Friday, April 04, 2008

Defining a Uniform GPA Calculation for "Top 10 Percent" College Admission--Easier Said Than Done

TEXAS AFT LEGISLATIVE HOTLINE--WEDNESDAY, APRIL 2, 2008
(copyright 2008 Texas AFT)

Last year the state legislature directed the Texas Higher Education Coordinating Board to establish a uniform, statewide standard for measuring high-school students' grade point averages. The idea is to make sure all students admitted automatically to Texas colleges and universities based on their "top 10 percent" grades are being judged by the same yardstick. Supposedly the new standard would apply to first-time freshmen applying to enter "general academic teaching institutions" in the fall of 2009.

The Coordinating Board on March 28 asked the state attorney general to interpret what the 2007 law means. Conflicting views have emerged as to whether it actually requires school districts to use whatever statewide method of calculating GPA that the Coordinating Board adopts. The attorney general's advisory opinion on this question may not be forthcoming for six months or more.

Meanwhile, the rule-making machinery of the Coordinating Board grinds onward, with a meeting just this morning of an advisory group on uniform GPA. Texas AFT monitored today's discussion and came away convinced that any consensus on a uniform GPA methodology is a long way off, calling into serious doubt whether the legislature's fall 2009 deadline can be met.
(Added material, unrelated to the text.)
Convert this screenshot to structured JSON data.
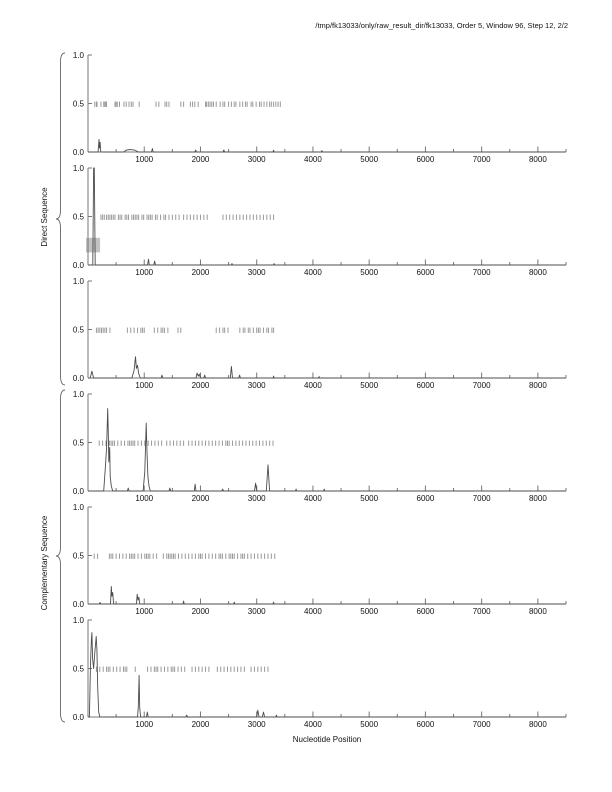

One superintendent in attendance pointed out that his district has found it a struggle just to establish a common calculation of GPA across four campuses. You can imagine, he suggested, how much more difficult it will be to impose a uniform GPA calculation on every high school in the state.

At this point, there's not even a consensus on methodology between the commissioner of higher education, Dr. Raymund Paredes, and the GPA advisory committee. They differ on which courses will count for purposes of the "top 10 percent" rule. They disagree on how much extra weight to give for Advanced Placement, International Baccalaureate, and Dual Credit courses, and on whether to give any extra weight at all for Pre-AP, Pre-IB, or Honors courses. The commissioner wants to give credit for high-school courses taken in middle school; the advisory committee does not. The advisory group says out-of-state grades should not count; the commissioner says they should if they're on the student's transcript. The commissioner and these Coordinating Board advisers cannot even agree on how many places after the decimal should be used in calculating the uniform GPA; they say at least three, he says no more than three.

Commissioner Paredes also wants the legislature to revisit this statute and put off the effective date of the uniform GPA standard from the fall of 2009 until the fall of 2012, "so that high-school freshmen beginning in 2008 are aware of the new method for university admissions." However, even the commissioner's proposed new time line would require adoption of that new GPA methodology by this summer. In fact, if Paredes means what he says about including high-school work completed in middle school, then shouldn't the Coordinating Board really have adopted the uniform GPA standard by the fall of 2006, when the senior class of 2012 entered seventh grade?

To top things off, Commissioner Paredes insists that the statewide, uniform GPA "is designed for use in college admissions and is not meant to infringe on a school district's right to establish its own method for determining GPA" or "to impact local district policy." Taken at face value, this assertion suggests that a district GPA could be used to determine which students to honor for top grades locally, while a separate state-mandated GPA calculation would decide if these students really deserved "top 10 percent" recognition and thereby earned automatic college admission. Lawsuits, anyone?

So let's take stock of the situation: An advisory opinion requested from the attorney general is months away. Any rational consensus statewide on the specifics of GPA calculation apparently is even further away. No provision has been made by the legislature to cover the acknowledged local costs of compliance with the new GPA requirement. (Picture not just the software modifications but also the poor counselors and other staffers trying to keep two sets of books on students' GPA--in their spare time from administering TAKS exams.)

In view of all these complications, we have a suggestion. The commissioner has already recommended that lawmakers next January should change the effective date of the new GPA calculation. The commissioner and the Coordinating Board also should politely inform the authors of this GPA legislation that the current rule-making time line is unrealistic, and they should seek at least tacit approval for holding off on rule adoption until the legislature has had a chance to revisit the question.